La prémisse de cette suite au sens très large à Vol 93 du même réalisateur, qui n'a par contre strictement rien à voir avec la trilogie Jason Bourne, en dépit de sa campagne de promotion douteuse, est donc tributaire d'un état d'esprit, qui reflète en fin de compte un laps de temps plutôt réduit, au cours duquel l'information erronée sur une menace irakienne pouvait éventuellement être considérée comme crédible. D'où une redondance assez peu flatteuse pour le combat héroïque du protagoniste valeureux, qui met tout en oeuvre pour aboutir à une certitude que le spectateur a déjà acquise depuis longtemps, avant même de s'immerger dans ce film malgré tout intense. Probablement pour rattraper cette lacune scénaristique majeure, Green zone accentue parfois outrageusement le côté aventurier de l'entreprise, qui laisse remonter à la surface des relents longtemps enfouis au cinéma sur la responsabilité des Etats-Unis d'agir en tant que police, ou plutôt cow-boy, de la planète.
En même temps, le volet sur l'interventionnisme prôné par les Américains s'inscrit dans un projet global plus conséquent, qui cherche d'une certaine façon à inclure tous les tenants et les aboutissants de l'engagement en Irak dans un film, qui est destiné, rien que par rapport à son budget important, à un public le plus grand possible. Alors que Paul Greengrass prêche aux convertis en Europe, son discours sur l'aveuglement américain aurait pu faire l'effet d'une bombe outre-Atlantique, si seulement assez de spectateurs s'y étaient soumis aux Etats-Unis. Car Green zone est peut-être le film de guerre américain le plus anti-américain depuis longtemps, mettant subtilement, mais fermement, en doute la philosophie de la supériorité des idéaux américains.

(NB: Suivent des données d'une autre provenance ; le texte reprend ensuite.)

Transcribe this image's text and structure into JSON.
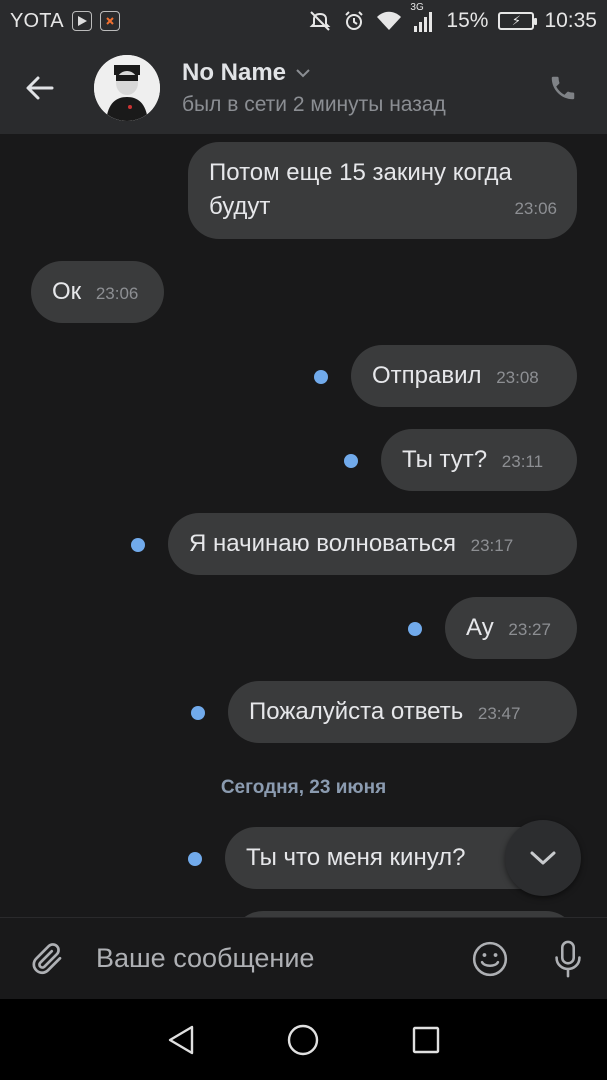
{
  "status_bar": {
    "carrier": "YOTA",
    "signal_type": "3G",
    "battery": "15%",
    "time": "10:35",
    "icons": [
      "play-store-icon",
      "app-notification-icon",
      "mute-icon",
      "alarm-icon",
      "wifi-icon",
      "signal-icon",
      "battery-charging-icon"
    ]
  },
  "header": {
    "name": "No Name",
    "status": "был в сети 2 минуты назад",
    "back_icon": "arrow-left-icon",
    "call_icon": "phone-icon"
  },
  "messages": [
    {
      "text_line1": "Потом еще 15 закину когда",
      "text_line2": "будут",
      "time": "23:06",
      "outgoing": true
    },
    {
      "text": "Ок",
      "time": "23:06",
      "outgoing": false
    },
    {
      "text": "Отправил",
      "time": "23:08",
      "outgoing": true,
      "unread": true
    },
    {
      "text": "Ты тут?",
      "time": "23:11",
      "outgoing": true,
      "unread": true
    },
    {
      "text": "Я начинаю волноваться",
      "time": "23:17",
      "outgoing": true,
      "unread": true
    },
    {
      "text": "Ау",
      "time": "23:27",
      "outgoing": true,
      "unread": true
    },
    {
      "text": "Пожалуйста ответь",
      "time": "23:47",
      "outgoing": true,
      "unread": true
    },
    {
      "text": "Ты что меня кинул?",
      "outgoing": true,
      "unread": true
    }
  ],
  "date_separator": "Сегодня, 23 июня",
  "composer": {
    "placeholder": "Ваше сообщение",
    "attach_icon": "paperclip-icon",
    "emoji_icon": "smile-icon",
    "mic_icon": "microphone-icon"
  },
  "colors": {
    "background": "#19191a",
    "header": "#2a2b2d",
    "bubble": "#3a3b3c",
    "unread_dot": "#71aaeb",
    "date_text": "#8b9bb0"
  }
}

Contrairement à la neutralité du guère plus populaire Démineurs de Kathryn Bigelow, le ton de ce film-ci n'évite point les prises de position partisanes. Tout le monde passe ainsi dans le collimateur du réalisateur Paul Greengrass et de son scénariste Brian Helgeland, à commencer par la presse, dont la connivence dans la transmission d'informations aucunement vérifiées était pour beaucoup dans la guerre des mots qui avait fait rage avant l'invasion physique. Il en résulte un film agréablement complexe et aux facettes multiples, bien plus diversifiées que l'esthétique nerveuse par laquelle jure exclusivement Paul Greengrass. Mais en même temps, l'intelligence avec laquelle ce dernier aborde le sujet ne trouve pas toujours une prise convaincante, lorsqu'il s'agit de jongler simultanément avec la condamnation de la présence américaine en Irak, sournoisement explicitée dans le dernier plan, qui voit le convoi passer à côté d'une raffinerie sur fond de la bande originale peut-être trop agressive de John Powell, et avec les exigences d'un film de guerre conventionnel, qui maintient le statu quo de l'homme en uniforme comme défenseur sans peur et sans défauts des valeurs de la patrie.